One legitimate counterpoint is that during the last 500 years
mainstream Christianity has evolved to embrace tolerance and religious
freedom. Lutheran churches, for instance, have formally repudiated
Luther's anti-Semitic writings, whereas equally repellent anti-Jewish
rhetoric is standard fare in much of the Arab press today.
But it is far from certain that this evolution was due to something
inherent in Christian teachings rather than to other circumstances.
While the split caused by the Reformation initially led to bloody
religious wars, it was eventually recognized that some degree
of tolerance was necessary to preserve civil peace. The secular
ideals that arose from the Enlightenment also played a major role.
Meanwhile, church authorities often actively resisted religious
liberty. The idea that individuals have the right to practice
and preach whatever religion--let alone irreligion--they choose
was denounced as dangerous lunacy by a succession of popes throughout
the 19th century and well into the 20th. In Pope Pius XII stated
that "error and false religions cannot be the object of a
natural right." This stance did not change until 1965, with
the Second Vatican Council and Pope Paul VI's decree Dignitatis
Humanae.
In an October 2001 essay in The New York Times Magazine, Andrew
Sullivan, himself a Catholic, wrote, "It seems almost as
if there is something inherent in religious monotheism that lends
itself to...terrorist temptation. If you believe that there is
an eternal afterlife and that endless indescribable torture awaits
those who disobey God's law, then it requires no huge stretch
of imagination to make sure that you not only conform to each
diktat but that you also encourage and, if necessary, coerce others
to do the same."
Not that religion should be singled out as the source of intolerance:
The worst acts of individual or state-sponsored terrorism during
the last 100 years were driven by aggressively secular ideologies
that promised an earthly paradise. It's more accurate to say that
every belief system that lays claim to the One Truth carries within
it the seeds of violent intolerance.
Searching the texts of various faiths to discover which is the
most inherently bellicose may be an interesting exercise, but
what's relevant is whether there is something in Islamic culture
today that encourages the spread of violent fanaticism. Some scholars
who reject attempts to demonize Islam itself nonetheless agree
that Al Qaeda-style terrorism is not a fringe phenomenon but a
reflection of a dangerous and pervasive brand of Islamic extremism.

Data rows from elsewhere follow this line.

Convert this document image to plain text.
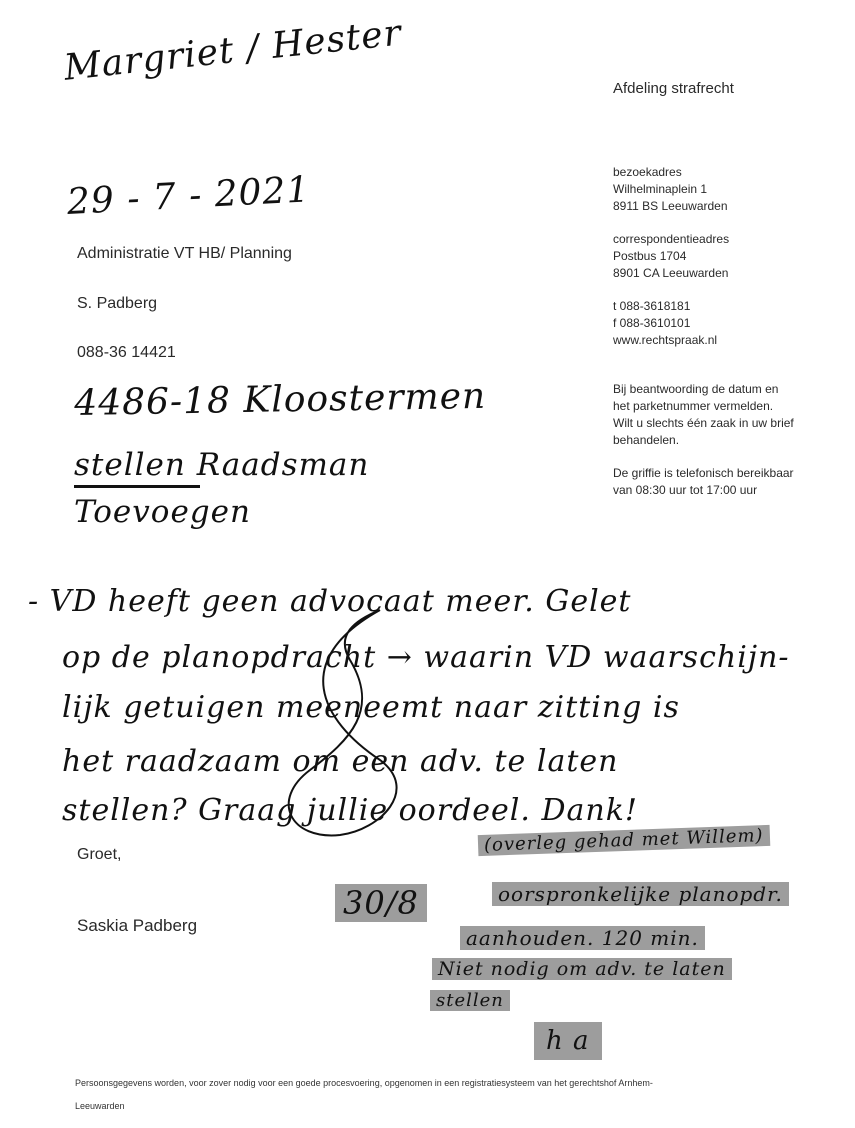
Margriet / Hester
29 - 7 - 2021
Afdeling strafrecht
bezoekadres
Wilhelminaplein 1
8911 BS Leeuwarden
correspondentieadres
Postbus 1704
8901 CA Leeuwarden
t 088-3618181
f 088-3610101
www.rechtspraak.nl
Bij beantwoording de datum en
het parketnummer vermelden.
Wilt u slechts één zaak in uw brief
behandelen.
De griffie is telefonisch bereikbaar
van 08:30 uur tot 17:00 uur
Administratie VT HB/ Planning
S. Padberg
088-36 14421
4486-18 Kloostermen
stellen Raadsman
Toevoegen
- VD heeft geen advocaat meer. Gelet
op de planopdracht → waarin VD waarschijn-
lijk getuigen meeneemt naar zitting is
het raadzaam om een adv. te laten
stellen? Graag jullie oordeel. Dank!
Groet,
Saskia Padberg
(overleg gehad met Willem)
30/8	oorspronkelijke planopdr.
aanhouden. 120 min.
Niet nodig om adv. te laten
stellen
h a
Persoonsgegevens worden, voor zover nodig voor een goede procesvoering, opgenomen in een registratiesysteem van het gerechtshof Arnhem-
Leeuwarden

Why this extremism has emerged is a complicated question that
includes a mix of historical, social, economic, and religious
factors.
The inescapable fact is that in many places around the globe
Islam has been backsliding toward more rigid and intolerant orthodoxy,
culminating in the rise of the Taliban in Afghanistan. Yet the
same hatred of secularism and modernity that animates Muslim radicals,
in a more moderate form, has also driven the rise of Christian
religious fundamentalism in the West.
This is not to say that Pat Robertson and Jerry Falwell would
send young men to blow themselves up in discos or fly airplanes
into buildings, or that the Southern Baptist Convention, which
passed a resolution a few years ago urging wives to "submit
graciously" to their husbands, wants to impose Talibanesque
restrictions on women. But in their railings against sexual freedom,
women's liberation, pornography, godlessness, and other purported
evils of modernity, the two groups do mirror each other eerily.
After September 11, Falwell famously declared that "the
pagans, and the abortionists, and the feminists, and the gays
and lesbians who are actively trying to make that an alternative
lifestyle, the ACLU, People for the American Way--ail of them
who have tried to secularize America" had helped cause the
attacks. The terrorists who actually carried them out might agree.